- Coordinates: 38°38′40″N 092°06′25″W﻿ / ﻿38.64444°N 92.10694°W
- Country: United States
- State: Missouri
- County: Callaway

Area
- • Total: 60.22 sq mi (155.96 km^{2})
- • Land: 58.6 sq mi (151.9 km^{2})
- • Water: 1.57 sq mi (4.07 km^{2}) 2.61%
- Elevation: 738 ft (225 m)

Population (2010)
- • Total: 8,873
- • Density: 151.3/sq mi (58.41/km^{2})
- FIPS code: 29-71548
- GNIS feature ID: 0766386

= Summit Township, Callaway County, Missouri =

Township in the American state of Missouri

Summit Township is one of eighteen townships in Callaway County, Missouri, USA. As of the 2010 census, its population was 8,873.

==Geography==
Summit Township as of 2018 covers an area of 60.22 sqmi and contains one incorporated settlement, Holts Summit. It contains the streams of Cedar Creek, Clifton Creek, Niemans Creek and Turkey Creek—and seven cemeteries: Bull, Harthill, Link, Meng, Mount Vernon, Stokes and Wallace. It also includes the former incorporated town of Cedar City, which was absorbed by Jefferson City in 1989, thus extending the boundaries of Cole County's Jefferson City into a small area of Callaway County along the Missouri River.

==History==
Summit Township was created sometime between 1883 and June 1890 (per US Veterans Schedules of that date) from the southern half of what had since 1824 been a doubly-larger Cedar Township bounded on the south by the Missouri River. Maps showing this distinction can be found in the reference section of the article for Callaway County, Missouri. This means that Cedar City and Holts Summit had for about 65 years, since 1824, been inside the much larger boundaries of Cedar Township, but after Summit Township's creation were (and are) no longer so.

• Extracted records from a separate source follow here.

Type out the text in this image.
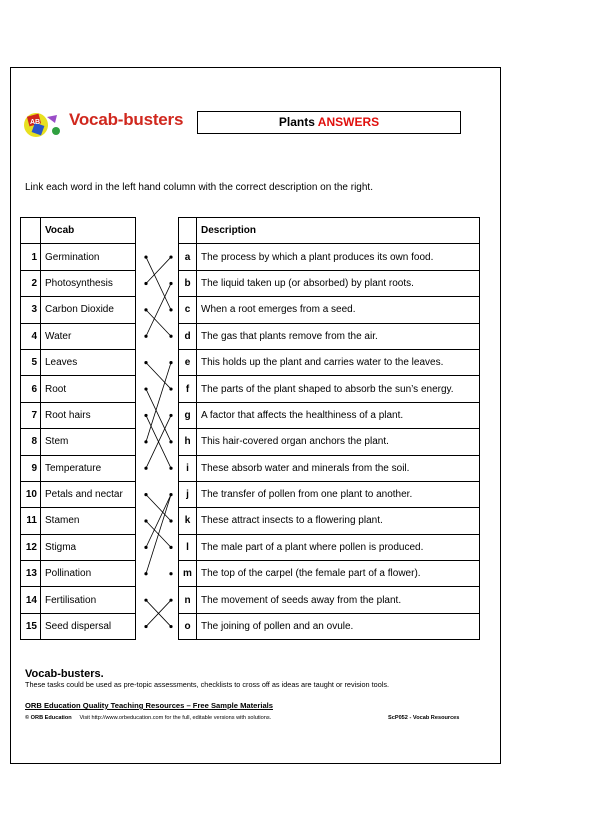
AB Vocab-busters	Plants ANSWERS
Link each word in the left hand column with the correct description on the right.
	Vocab
1	Germination
2	Photosynthesis
3	Carbon Dioxide
4	Water
5	Leaves
6	Root
7	Root hairs
8	Stem
9	Temperature
10	Petals and nectar
11	Stamen
12	Stigma
13	Pollination
14	Fertilisation
15	Seed dispersal
	Description
a	The process by which a plant produces its own food.
b	The liquid taken up (or absorbed) by plant roots.
c	When a root emerges from a seed.
d	The gas that plants remove from the air.
e	This holds up the plant and carries water to the leaves.
f	The parts of the plant shaped to absorb the sun’s energy.
g	A factor that affects the healthiness of a plant.
h	This hair-covered organ anchors the plant.
i	These absorb water and minerals from the soil.
j	The transfer of pollen from one plant to another.
k	These attract insects to a flowering plant.
l	The male part of a plant where pollen is produced.
m	The top of the carpel (the female part of a flower).
n	The movement of seeds away from the plant.
o	The joining of pollen and an ovule.
Vocab-busters.
These tasks could be used as pre-topic assessments, checklists to cross off as ideas are taught or revision tools.
ORB Education Quality Teaching Resources – Free Sample Materials
© ORB Education Visit http://www.orbeducation.com for the full, editable versions with solutions.	ScP052 - Vocab Resources
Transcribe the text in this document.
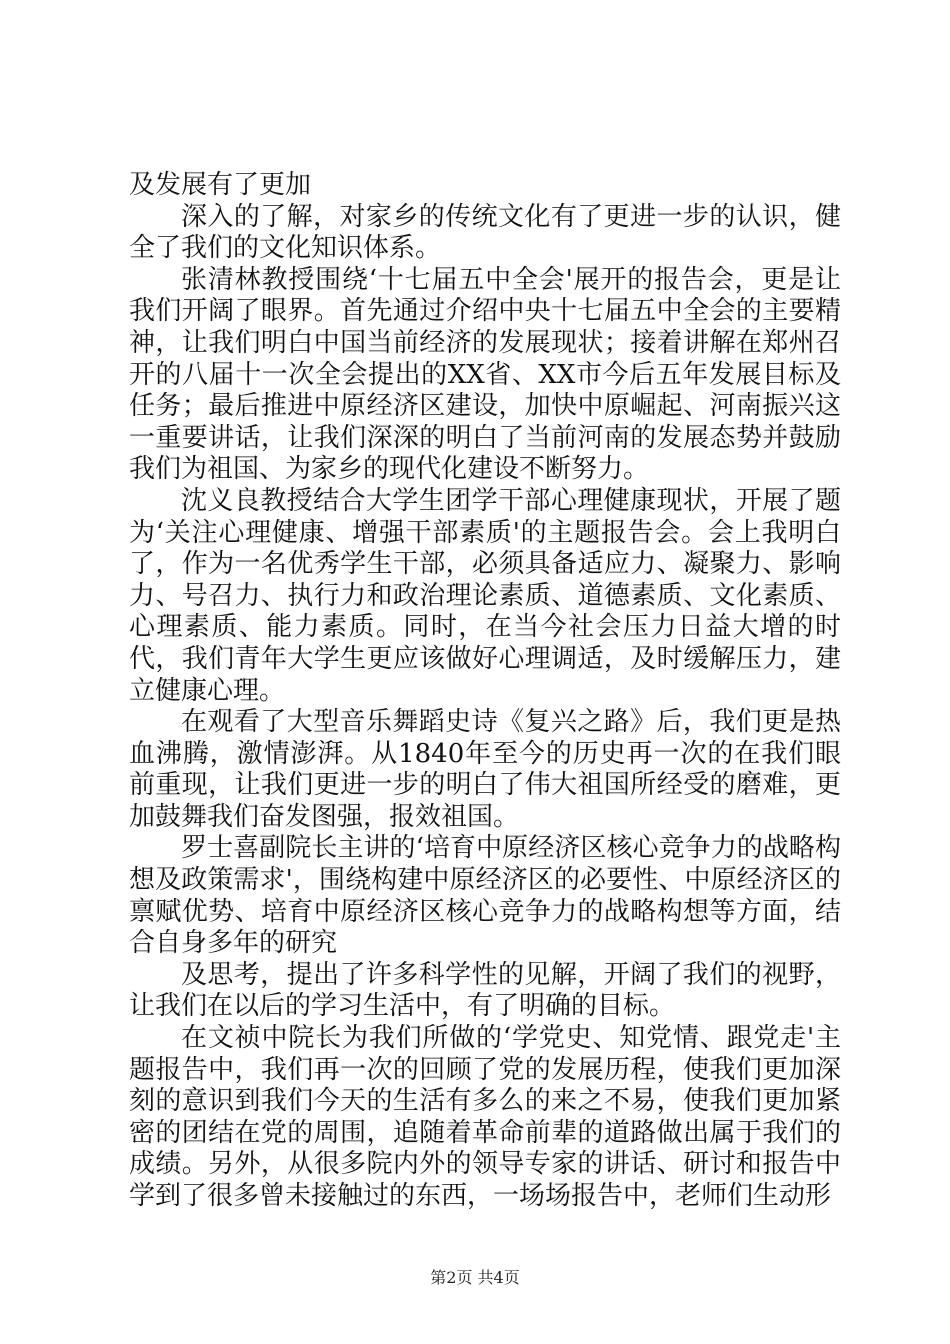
及发展有了更加

深入的了解，对家乡的传统文化有了更进一步的认识，健全了我们的文化知识体系。

张清林教授围绕‘十七届五中全会'展开的报告会，更是让我们开阔了眼界。首先通过介绍中央十七届五中全会的主要精神，让我们明白中国当前经济的发展现状；接着讲解在郑州召开的八届十一次全会提出的XX省、XX市今后五年发展目标及任务；最后推进中原经济区建设，加快中原崛起、河南振兴这一重要讲话，让我们深深的明白了当前河南的发展态势并鼓励我们为祖国、为家乡的现代化建设不断努力。

沈义良教授结合大学生团学干部心理健康现状，开展了题为‘关注心理健康、增强干部素质'的主题报告会。会上我明白了，作为一名优秀学生干部，必须具备适应力、凝聚力、影响力、号召力、执行力和政治理论素质、道德素质、文化素质、心理素质、能力素质。同时，在当今社会压力日益大增的时代，我们青年大学生更应该做好心理调适，及时缓解压力，建立健康心理。

在观看了大型音乐舞蹈史诗《复兴之路》后，我们更是热血沸腾，激情澎湃。从1840年至今的历史再一次的在我们眼前重现，让我们更进一步的明白了伟大祖国所经受的磨难，更加鼓舞我们奋发图强，报效祖国。

罗士喜副院长主讲的‘培育中原经济区核心竞争力的战略构想及政策需求'，围绕构建中原经济区的必要性、中原经济区的禀赋优势、培育中原经济区核心竞争力的战略构想等方面，结合自身多年的研究

及思考，提出了许多科学性的见解，开阔了我们的视野，让我们在以后的学习生活中，有了明确的目标。

在文祯中院长为我们所做的‘学党史、知党情、跟党走'主题报告中，我们再一次的回顾了党的发展历程，使我们更加深刻的意识到我们今天的生活有多么的来之不易，使我们更加紧密的团结在党的周围，追随着革命前辈的道路做出属于我们的成绩。另外，从很多院内外的领导专家的讲话、研讨和报告中学到了很多曾未接触过的东西，一场场报告中，老师们生动形

第2页 共4页
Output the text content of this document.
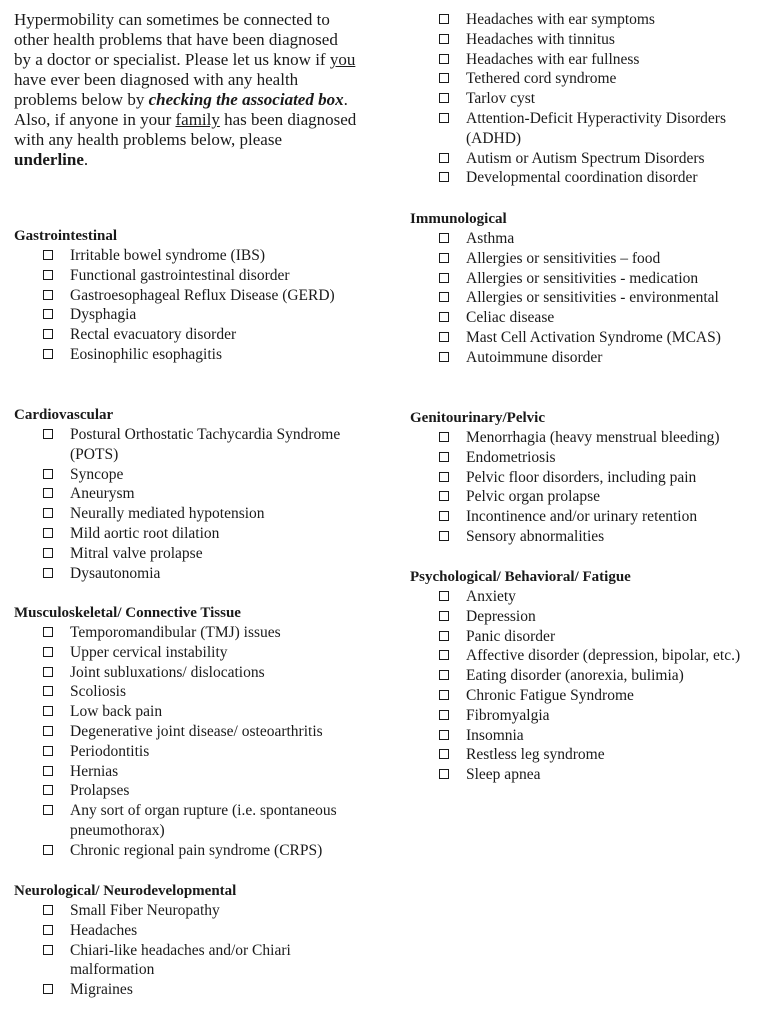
Hypermobility can sometimes be connected to other health problems that have been diagnosed by a doctor or specialist. Please let us know if you have ever been diagnosed with any health problems below by checking the associated box. Also, if anyone in your family has been diagnosed with any health problems below, please underline.
Gastrointestinal
Irritable bowel syndrome (IBS)
Functional gastrointestinal disorder
Gastroesophageal Reflux Disease (GERD)
Dysphagia
Rectal evacuatory disorder
Eosinophilic esophagitis
Cardiovascular
Postural Orthostatic Tachycardia Syndrome (POTS)
Syncope
Aneurysm
Neurally mediated hypotension
Mild aortic root dilation
Mitral valve prolapse
Dysautonomia
Musculoskeletal/ Connective Tissue
Temporomandibular (TMJ) issues
Upper cervical instability
Joint subluxations/ dislocations
Scoliosis
Low back pain
Degenerative joint disease/ osteoarthritis
Periodontitis
Hernias
Prolapses
Any sort of organ rupture (i.e. spontaneous pneumothorax)
Chronic regional pain syndrome (CRPS)
Neurological/ Neurodevelopmental
Small Fiber Neuropathy
Headaches
Chiari-like headaches and/or Chiari malformation
Migraines
Headaches with ear symptoms
Headaches with tinnitus
Headaches with ear fullness
Tethered cord syndrome
Tarlov cyst
Attention-Deficit Hyperactivity Disorders (ADHD)
Autism or Autism Spectrum Disorders
Developmental coordination disorder
Immunological
Asthma
Allergies or sensitivities – food
Allergies or sensitivities - medication
Allergies or sensitivities - environmental
Celiac disease
Mast Cell Activation Syndrome (MCAS)
Autoimmune disorder
Genitourinary/Pelvic
Menorrhagia (heavy menstrual bleeding)
Endometriosis
Pelvic floor disorders, including pain
Pelvic organ prolapse
Incontinence and/or urinary retention
Sensory abnormalities
Psychological/ Behavioral/ Fatigue
Anxiety
Depression
Panic disorder
Affective disorder (depression, bipolar, etc.)
Eating disorder (anorexia, bulimia)
Chronic Fatigue Syndrome
Fibromyalgia
Insomnia
Restless leg syndrome
Sleep apnea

Briefly, between 1821 and 1824, for about 3 years, the settlements of today's Cedar (New Bloomfield) and Summit (Holts Summit, Cedar City) townships were all part of a far, far larger historic Cote Sans Dessein township that covered the entire western half of Callaway County. This is significant for historical and genealogical research.

==Transportation==
Summit Township contains one airport or landing strip, Jefferson City Memorial Airport.